# HP Photosmart 318 Digital Camera doesn't work



## pbjeykumar (Oct 20, 2005)

Hi,
   I'm Jeya Kumar.I have a HP Photosmart 318 Digital Camera. I have a Windows XP Pro. 

  Now the camera doesn't work. The problem is my Sandisk CompactFlash Memory Card doesn't reformat in my camera. When I try to turn it on, it says "CF card requires reformatting". Then it gives me the format memory screen, asking if I want to delete all images and files on the CF card. Whether I press yes or no doesn't make any difference, it just takes me back to the first message about the card needing reformatting. Is the card knackered or do I need to have a reader to be able to reformat it in this case?.

   I tried to download the driver for above model from HP website, it looks like above 120 MB. And it contains many other model's drivers & imaging softwares. I want exact driver for my camera.
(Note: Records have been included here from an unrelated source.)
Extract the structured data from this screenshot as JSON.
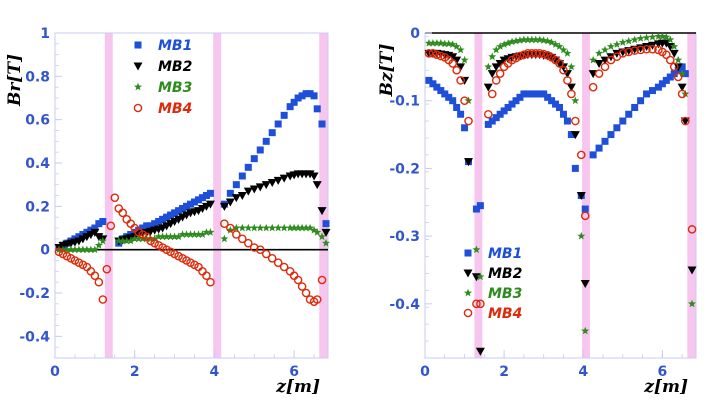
{
  "chart_data": [
    {
      "type": "scatter",
      "title": "",
      "xlabel": "z[m]",
      "ylabel": "Br[T]",
      "xlim": [
        0,
        6.85
      ],
      "ylim": [
        -0.5,
        1.0
      ],
      "x_ticks": [
        "0",
        "2",
        "4",
        "6"
      ],
      "y_ticks": [
        "-0.4",
        "-0.2",
        "0",
        "0.2",
        "0.4",
        "0.6",
        "0.8",
        "1"
      ],
      "gap_bands": [
        [
          1.25,
          1.45
        ],
        [
          3.97,
          4.17
        ],
        [
          6.63,
          6.85
        ]
      ],
      "zero_line": true,
      "legend_position": "top-center",
      "colors": {
        "MB1": "#1e4fd9",
        "MB2": "#000000",
        "MB3": "#2e8b1e",
        "MB4": "#dd2a0a",
        "gap": "#f7c6ee"
      },
      "series": [
        {
          "name": "MB1",
          "marker": "square",
          "x": [
            0.1,
            0.2,
            0.3,
            0.4,
            0.5,
            0.6,
            0.7,
            0.8,
            0.9,
            1.0,
            1.1,
            1.2,
            1.6,
            1.7,
            1.8,
            1.9,
            2.0,
            2.1,
            2.2,
            2.3,
            2.4,
            2.5,
            2.6,
            2.7,
            2.8,
            2.9,
            3.0,
            3.1,
            3.2,
            3.3,
            3.4,
            3.5,
            3.6,
            3.7,
            3.8,
            3.9,
            4.25,
            4.4,
            4.55,
            4.7,
            4.85,
            5.0,
            5.15,
            5.3,
            5.45,
            5.6,
            5.75,
            5.9,
            6.0,
            6.1,
            6.2,
            6.3,
            6.4,
            6.5,
            6.58,
            6.7,
            6.8
          ],
          "y": [
            0.01,
            0.02,
            0.03,
            0.04,
            0.05,
            0.06,
            0.07,
            0.08,
            0.09,
            0.1,
            0.12,
            0.13,
            0.03,
            0.05,
            0.06,
            0.07,
            0.08,
            0.09,
            0.1,
            0.11,
            0.11,
            0.12,
            0.13,
            0.14,
            0.15,
            0.16,
            0.17,
            0.18,
            0.19,
            0.2,
            0.21,
            0.22,
            0.23,
            0.24,
            0.25,
            0.26,
            0.21,
            0.26,
            0.3,
            0.34,
            0.38,
            0.42,
            0.46,
            0.5,
            0.54,
            0.58,
            0.62,
            0.66,
            0.68,
            0.7,
            0.71,
            0.72,
            0.72,
            0.71,
            0.65,
            0.58,
            0.12
          ]
        },
        {
          "name": "MB2",
          "marker": "triangle-down",
          "x": [
            0.1,
            0.2,
            0.3,
            0.4,
            0.5,
            0.6,
            0.7,
            0.8,
            0.9,
            1.0,
            1.1,
            1.2,
            1.6,
            1.7,
            1.8,
            1.9,
            2.0,
            2.1,
            2.2,
            2.3,
            2.4,
            2.5,
            2.6,
            2.7,
            2.8,
            2.9,
            3.0,
            3.1,
            3.2,
            3.3,
            3.4,
            3.5,
            3.6,
            3.7,
            3.8,
            3.9,
            4.25,
            4.4,
            4.55,
            4.7,
            4.85,
            5.0,
            5.15,
            5.3,
            5.45,
            5.6,
            5.75,
            5.9,
            6.0,
            6.1,
            6.2,
            6.3,
            6.4,
            6.5,
            6.58,
            6.7,
            6.8
          ],
          "y": [
            0.01,
            0.02,
            0.025,
            0.03,
            0.035,
            0.04,
            0.05,
            0.06,
            0.07,
            0.08,
            0.06,
            0.05,
            0.04,
            0.045,
            0.05,
            0.055,
            0.06,
            0.07,
            0.075,
            0.08,
            0.085,
            0.09,
            0.095,
            0.1,
            0.11,
            0.12,
            0.13,
            0.14,
            0.15,
            0.16,
            0.17,
            0.175,
            0.18,
            0.19,
            0.2,
            0.21,
            0.2,
            0.22,
            0.24,
            0.25,
            0.27,
            0.28,
            0.29,
            0.3,
            0.31,
            0.32,
            0.33,
            0.34,
            0.345,
            0.35,
            0.35,
            0.35,
            0.35,
            0.34,
            0.3,
            0.18,
            0.08
          ]
        },
        {
          "name": "MB3",
          "marker": "star",
          "x": [
            0.1,
            0.2,
            0.3,
            0.4,
            0.5,
            0.6,
            0.7,
            0.8,
            0.9,
            1.0,
            1.1,
            1.2,
            1.6,
            1.7,
            1.8,
            1.9,
            2.0,
            2.1,
            2.2,
            2.3,
            2.4,
            2.5,
            2.6,
            2.7,
            2.8,
            2.9,
            3.0,
            3.1,
            3.2,
            3.3,
            3.4,
            3.5,
            3.6,
            3.7,
            3.8,
            3.9,
            4.25,
            4.4,
            4.55,
            4.7,
            4.85,
            5.0,
            5.15,
            5.3,
            5.45,
            5.6,
            5.75,
            5.9,
            6.0,
            6.1,
            6.2,
            6.3,
            6.4,
            6.5,
            6.58,
            6.7,
            6.8
          ],
          "y": [
            0.0,
            0.0,
            0.0,
            0.0,
            0.0,
            0.0,
            0.0,
            0.0,
            0.0,
            0.0,
            0.02,
            0.04,
            0.04,
            0.04,
            0.04,
            0.04,
            0.05,
            0.05,
            0.05,
            0.05,
            0.05,
            0.05,
            0.06,
            0.06,
            0.06,
            0.06,
            0.06,
            0.06,
            0.07,
            0.07,
            0.07,
            0.07,
            0.07,
            0.07,
            0.08,
            0.08,
            0.05,
            0.09,
            0.1,
            0.1,
            0.1,
            0.1,
            0.1,
            0.1,
            0.1,
            0.1,
            0.1,
            0.1,
            0.1,
            0.1,
            0.1,
            0.1,
            0.1,
            0.09,
            0.08,
            0.06,
            0.03
          ]
        },
        {
          "name": "MB4",
          "marker": "circle-open",
          "x": [
            0.1,
            0.2,
            0.3,
            0.4,
            0.5,
            0.6,
            0.7,
            0.8,
            0.9,
            1.0,
            1.1,
            1.2,
            1.3,
            1.4,
            1.5,
            1.6,
            1.7,
            1.8,
            1.9,
            2.0,
            2.1,
            2.2,
            2.3,
            2.4,
            2.5,
            2.6,
            2.7,
            2.8,
            2.9,
            3.0,
            3.1,
            3.2,
            3.3,
            3.4,
            3.5,
            3.6,
            3.7,
            3.8,
            3.9,
            4.25,
            4.4,
            4.55,
            4.7,
            4.85,
            5.0,
            5.15,
            5.3,
            5.45,
            5.6,
            5.75,
            5.9,
            6.0,
            6.1,
            6.2,
            6.3,
            6.4,
            6.5,
            6.58,
            6.7
          ],
          "y": [
            -0.01,
            -0.02,
            -0.03,
            -0.04,
            -0.05,
            -0.06,
            -0.07,
            -0.08,
            -0.1,
            -0.12,
            -0.15,
            -0.23,
            -0.09,
            0.11,
            0.24,
            0.19,
            0.17,
            0.14,
            0.12,
            0.1,
            0.08,
            0.07,
            0.06,
            0.04,
            0.03,
            0.02,
            0.01,
            0.0,
            -0.01,
            -0.02,
            -0.03,
            -0.04,
            -0.05,
            -0.06,
            -0.07,
            -0.08,
            -0.1,
            -0.12,
            -0.15,
            0.12,
            0.1,
            0.07,
            0.05,
            0.03,
            0.01,
            0.0,
            -0.02,
            -0.04,
            -0.06,
            -0.08,
            -0.1,
            -0.12,
            -0.14,
            -0.17,
            -0.2,
            -0.23,
            -0.24,
            -0.23,
            -0.14
          ]
        }
      ]
    },
    {
      "type": "scatter",
      "title": "",
      "xlabel": "z[m]",
      "ylabel": "Bz[T]",
      "xlim": [
        0,
        6.85
      ],
      "ylim": [
        -0.48,
        0.0
      ],
      "x_ticks": [
        "0",
        "2",
        "4",
        "6"
      ],
      "y_ticks": [
        "-0.4",
        "-0.3",
        "-0.2",
        "-0.1",
        "0"
      ],
      "gap_bands": [
        [
          1.25,
          1.45
        ],
        [
          3.97,
          4.17
        ],
        [
          6.63,
          6.85
        ]
      ],
      "zero_line": true,
      "legend_position": "bottom-center",
      "colors": {
        "MB1": "#1e4fd9",
        "MB2": "#000000",
        "MB3": "#2e8b1e",
        "MB4": "#dd2a0a",
        "gap": "#f7c6ee"
      },
      "series": [
        {
          "name": "MB1",
          "marker": "square",
          "x": [
            0.1,
            0.2,
            0.3,
            0.4,
            0.5,
            0.6,
            0.7,
            0.8,
            0.9,
            1.0,
            1.1,
            1.3,
            1.4,
            1.6,
            1.7,
            1.8,
            1.9,
            2.0,
            2.1,
            2.2,
            2.3,
            2.4,
            2.5,
            2.6,
            2.7,
            2.8,
            2.9,
            3.0,
            3.1,
            3.2,
            3.3,
            3.4,
            3.5,
            3.6,
            3.7,
            3.8,
            3.95,
            4.05,
            4.25,
            4.4,
            4.55,
            4.7,
            4.85,
            5.0,
            5.15,
            5.3,
            5.45,
            5.6,
            5.75,
            5.9,
            6.0,
            6.1,
            6.2,
            6.3,
            6.4,
            6.5,
            6.58
          ],
          "y": [
            -0.07,
            -0.075,
            -0.08,
            -0.085,
            -0.09,
            -0.095,
            -0.1,
            -0.11,
            -0.12,
            -0.14,
            -0.19,
            -0.26,
            -0.255,
            -0.135,
            -0.13,
            -0.125,
            -0.12,
            -0.115,
            -0.11,
            -0.105,
            -0.1,
            -0.095,
            -0.09,
            -0.09,
            -0.09,
            -0.09,
            -0.09,
            -0.09,
            -0.095,
            -0.1,
            -0.105,
            -0.11,
            -0.12,
            -0.13,
            -0.15,
            -0.2,
            -0.24,
            -0.26,
            -0.18,
            -0.17,
            -0.16,
            -0.15,
            -0.14,
            -0.13,
            -0.12,
            -0.11,
            -0.1,
            -0.09,
            -0.085,
            -0.08,
            -0.075,
            -0.07,
            -0.065,
            -0.06,
            -0.055,
            -0.05,
            -0.06
          ]
        },
        {
          "name": "MB2",
          "marker": "triangle-down",
          "x": [
            0.1,
            0.2,
            0.3,
            0.4,
            0.5,
            0.6,
            0.7,
            0.8,
            0.9,
            1.0,
            1.1,
            1.3,
            1.4,
            1.6,
            1.7,
            1.8,
            1.9,
            2.0,
            2.1,
            2.2,
            2.3,
            2.4,
            2.5,
            2.6,
            2.7,
            2.8,
            2.9,
            3.0,
            3.1,
            3.2,
            3.3,
            3.4,
            3.5,
            3.6,
            3.7,
            3.8,
            3.95,
            4.05,
            4.25,
            4.4,
            4.55,
            4.7,
            4.85,
            5.0,
            5.15,
            5.3,
            5.45,
            5.6,
            5.75,
            5.9,
            6.0,
            6.1,
            6.2,
            6.3,
            6.4,
            6.5,
            6.58,
            6.75
          ],
          "y": [
            -0.03,
            -0.03,
            -0.03,
            -0.031,
            -0.032,
            -0.033,
            -0.035,
            -0.04,
            -0.05,
            -0.07,
            -0.19,
            -0.36,
            -0.47,
            -0.08,
            -0.06,
            -0.05,
            -0.045,
            -0.04,
            -0.038,
            -0.036,
            -0.035,
            -0.034,
            -0.033,
            -0.032,
            -0.032,
            -0.032,
            -0.032,
            -0.033,
            -0.034,
            -0.036,
            -0.04,
            -0.045,
            -0.05,
            -0.06,
            -0.08,
            -0.15,
            -0.24,
            -0.37,
            -0.06,
            -0.045,
            -0.04,
            -0.035,
            -0.03,
            -0.028,
            -0.026,
            -0.024,
            -0.022,
            -0.02,
            -0.018,
            -0.016,
            -0.015,
            -0.015,
            -0.02,
            -0.03,
            -0.05,
            -0.08,
            -0.13,
            -0.35
          ]
        },
        {
          "name": "MB3",
          "marker": "star",
          "x": [
            0.1,
            0.2,
            0.3,
            0.4,
            0.5,
            0.6,
            0.7,
            0.8,
            0.9,
            1.0,
            1.1,
            1.3,
            1.4,
            1.6,
            1.7,
            1.8,
            1.9,
            2.0,
            2.1,
            2.2,
            2.3,
            2.4,
            2.5,
            2.6,
            2.7,
            2.8,
            2.9,
            3.0,
            3.1,
            3.2,
            3.3,
            3.4,
            3.5,
            3.6,
            3.7,
            3.8,
            3.95,
            4.05,
            4.25,
            4.4,
            4.55,
            4.7,
            4.85,
            5.0,
            5.15,
            5.3,
            5.45,
            5.6,
            5.75,
            5.9,
            6.0,
            6.1,
            6.2,
            6.3,
            6.4,
            6.5,
            6.58,
            6.75
          ],
          "y": [
            -0.015,
            -0.015,
            -0.015,
            -0.015,
            -0.016,
            -0.016,
            -0.017,
            -0.02,
            -0.025,
            -0.04,
            -0.1,
            -0.32,
            -0.36,
            -0.05,
            -0.035,
            -0.025,
            -0.02,
            -0.017,
            -0.015,
            -0.013,
            -0.012,
            -0.011,
            -0.01,
            -0.01,
            -0.01,
            -0.01,
            -0.01,
            -0.011,
            -0.012,
            -0.014,
            -0.017,
            -0.02,
            -0.025,
            -0.03,
            -0.05,
            -0.1,
            -0.3,
            -0.44,
            -0.04,
            -0.03,
            -0.025,
            -0.02,
            -0.017,
            -0.014,
            -0.012,
            -0.01,
            -0.008,
            -0.007,
            -0.006,
            -0.005,
            -0.005,
            -0.006,
            -0.01,
            -0.02,
            -0.04,
            -0.06,
            -0.09,
            -0.4
          ]
        },
        {
          "name": "MB4",
          "marker": "circle-open",
          "x": [
            0.1,
            0.2,
            0.3,
            0.4,
            0.5,
            0.6,
            0.7,
            0.8,
            0.9,
            1.0,
            1.1,
            1.3,
            1.4,
            1.6,
            1.7,
            1.8,
            1.9,
            2.0,
            2.1,
            2.2,
            2.3,
            2.4,
            2.5,
            2.6,
            2.7,
            2.8,
            2.9,
            3.0,
            3.1,
            3.2,
            3.3,
            3.4,
            3.5,
            3.6,
            3.7,
            3.8,
            3.95,
            4.05,
            4.25,
            4.4,
            4.55,
            4.7,
            4.85,
            5.0,
            5.15,
            5.3,
            5.45,
            5.6,
            5.75,
            5.9,
            6.0,
            6.1,
            6.2,
            6.3,
            6.4,
            6.5,
            6.58,
            6.75
          ],
          "y": [
            -0.03,
            -0.03,
            -0.032,
            -0.034,
            -0.036,
            -0.04,
            -0.045,
            -0.055,
            -0.07,
            -0.1,
            -0.13,
            -0.4,
            -0.4,
            -0.12,
            -0.09,
            -0.07,
            -0.06,
            -0.05,
            -0.045,
            -0.04,
            -0.037,
            -0.034,
            -0.032,
            -0.03,
            -0.03,
            -0.03,
            -0.03,
            -0.031,
            -0.033,
            -0.036,
            -0.04,
            -0.045,
            -0.055,
            -0.07,
            -0.09,
            -0.13,
            -0.18,
            -0.27,
            -0.08,
            -0.06,
            -0.05,
            -0.04,
            -0.035,
            -0.03,
            -0.028,
            -0.026,
            -0.025,
            -0.024,
            -0.024,
            -0.025,
            -0.028,
            -0.032,
            -0.04,
            -0.05,
            -0.065,
            -0.09,
            -0.13,
            -0.29
          ]
        }
      ]
    }
  ]
}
   So what should I do to rework my camera?. Please help me.

  Thanks in advance.

     Kumar B.


----------



## Tman9135 (Nov 19, 2006)

I am having the same exact problem. Did you ever find a solution?



			
				pbjeykumar said:
			
		

> Hi,
> I'm Jeya Kumar.I have a HP Photosmart 318 Digital Camera. I have a Windows XP Pro.
> 
> Now the camera doesn't work. The problem is my Sandisk CompactFlash Memory Card doesn't reformat in my camera. When I try to turn it on, it says "CF card requires reformatting". Then it gives me the format memory screen, asking if I want to delete all images and files on the CF card. Whether I press yes or no doesn't make any difference, it just takes me back to the first message about the card needing reformatting. Is the card knackered or do I need to have a reader to be able to reformat it in this case?.
> ...


----------